Mbok Nah beralasan bahwa Jennifer yang mengatakan kalau Tante Nita yang menyuruhnya. Makanya Mbok Nah mengijinkan. Ugh ... Jeffin belum mendapat jawaban mengapa Jennifer bisa ada di rumahnya.

Saking kesalnya Jeffin memilih pergi. Harus satu atap dengan Jennifer bukanlah pilihan. Jeffin segera melajukan CJ7-nya dengan kencang, dia tahu kemana harus pergi jika sedang kesal seperti ini.

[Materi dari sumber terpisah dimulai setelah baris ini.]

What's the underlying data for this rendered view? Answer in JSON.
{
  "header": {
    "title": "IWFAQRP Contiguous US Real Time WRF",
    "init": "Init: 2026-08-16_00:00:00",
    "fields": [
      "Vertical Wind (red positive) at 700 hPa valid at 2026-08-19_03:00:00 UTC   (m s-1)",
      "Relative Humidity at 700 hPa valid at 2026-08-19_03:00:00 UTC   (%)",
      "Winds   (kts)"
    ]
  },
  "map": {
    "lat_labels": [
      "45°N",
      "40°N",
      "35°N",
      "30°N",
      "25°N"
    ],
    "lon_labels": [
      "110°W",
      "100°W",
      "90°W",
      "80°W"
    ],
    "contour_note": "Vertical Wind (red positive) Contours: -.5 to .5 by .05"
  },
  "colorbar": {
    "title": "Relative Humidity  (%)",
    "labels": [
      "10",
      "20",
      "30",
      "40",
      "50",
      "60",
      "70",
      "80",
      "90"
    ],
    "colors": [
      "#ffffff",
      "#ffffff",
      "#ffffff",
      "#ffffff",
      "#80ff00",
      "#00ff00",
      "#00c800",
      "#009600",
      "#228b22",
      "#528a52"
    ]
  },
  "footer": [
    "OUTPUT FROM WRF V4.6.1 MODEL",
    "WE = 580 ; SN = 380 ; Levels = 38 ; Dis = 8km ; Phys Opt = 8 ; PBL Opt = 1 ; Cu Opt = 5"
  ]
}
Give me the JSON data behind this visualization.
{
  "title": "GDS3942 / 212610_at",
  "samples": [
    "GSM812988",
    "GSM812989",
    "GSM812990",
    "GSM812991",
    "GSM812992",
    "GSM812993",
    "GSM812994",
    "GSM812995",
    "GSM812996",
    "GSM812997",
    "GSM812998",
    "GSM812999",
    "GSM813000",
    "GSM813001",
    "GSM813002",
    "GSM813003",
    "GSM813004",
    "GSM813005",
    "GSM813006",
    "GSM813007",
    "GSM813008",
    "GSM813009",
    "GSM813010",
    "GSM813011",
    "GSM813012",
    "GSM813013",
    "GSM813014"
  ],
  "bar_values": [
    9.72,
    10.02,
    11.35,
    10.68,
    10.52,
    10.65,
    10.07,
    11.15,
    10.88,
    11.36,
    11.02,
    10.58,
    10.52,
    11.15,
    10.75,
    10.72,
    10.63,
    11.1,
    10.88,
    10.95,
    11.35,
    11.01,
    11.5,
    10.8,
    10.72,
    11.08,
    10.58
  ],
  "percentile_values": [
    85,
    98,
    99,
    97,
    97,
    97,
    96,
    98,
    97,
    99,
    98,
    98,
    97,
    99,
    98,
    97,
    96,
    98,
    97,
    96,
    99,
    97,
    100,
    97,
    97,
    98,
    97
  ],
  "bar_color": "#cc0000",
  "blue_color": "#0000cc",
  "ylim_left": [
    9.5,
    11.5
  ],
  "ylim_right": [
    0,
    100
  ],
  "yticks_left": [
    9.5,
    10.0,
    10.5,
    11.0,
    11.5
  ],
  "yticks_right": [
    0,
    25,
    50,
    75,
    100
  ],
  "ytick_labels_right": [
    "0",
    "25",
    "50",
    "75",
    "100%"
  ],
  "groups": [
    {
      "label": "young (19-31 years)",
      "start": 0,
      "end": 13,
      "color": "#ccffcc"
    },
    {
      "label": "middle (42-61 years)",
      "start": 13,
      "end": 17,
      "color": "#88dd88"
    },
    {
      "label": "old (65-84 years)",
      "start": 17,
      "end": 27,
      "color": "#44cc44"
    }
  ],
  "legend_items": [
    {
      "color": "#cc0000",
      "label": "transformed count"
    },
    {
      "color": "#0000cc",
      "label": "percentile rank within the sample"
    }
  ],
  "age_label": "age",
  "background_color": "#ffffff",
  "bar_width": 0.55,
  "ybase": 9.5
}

Ketika melewati rumah Rizky, tak lepas mata Rizky melihat Jeffin yang ngebut. Rizky menggeleng. Tersenyum pahit dengan harapan mendalam untuk Jeffin mau berubah menjadi anak yang tidak memberontak. Menjadi anak manis seperti dulu.

Setelah menyelesaikan tugas menyiram tanaman dari bundanya, tadi, Rizky memang sempat duduk-duduk santai menikmati udara sore di teras rumahnya. Dan setelah melihat Jeffin melintas, Rizky memilih masuk ke dalam.

"Magrib nanti kamu imamnya, ya, Riz." Pak Wisnu berucap di balik koran sore yang dibacanya. Mengejutkan Rizky yang sedang lewat di hadapannya. Pikiran Rizky masih dipenuhi oleh Jeffin dan Jeffin.

"Siap, Yah."

Melipat surat kabar yang dibacanya, Wisnu menepuk sofa di sampingnya. "Sini duduk, Riz. Kita tunggu Magrib sambil ngobrol."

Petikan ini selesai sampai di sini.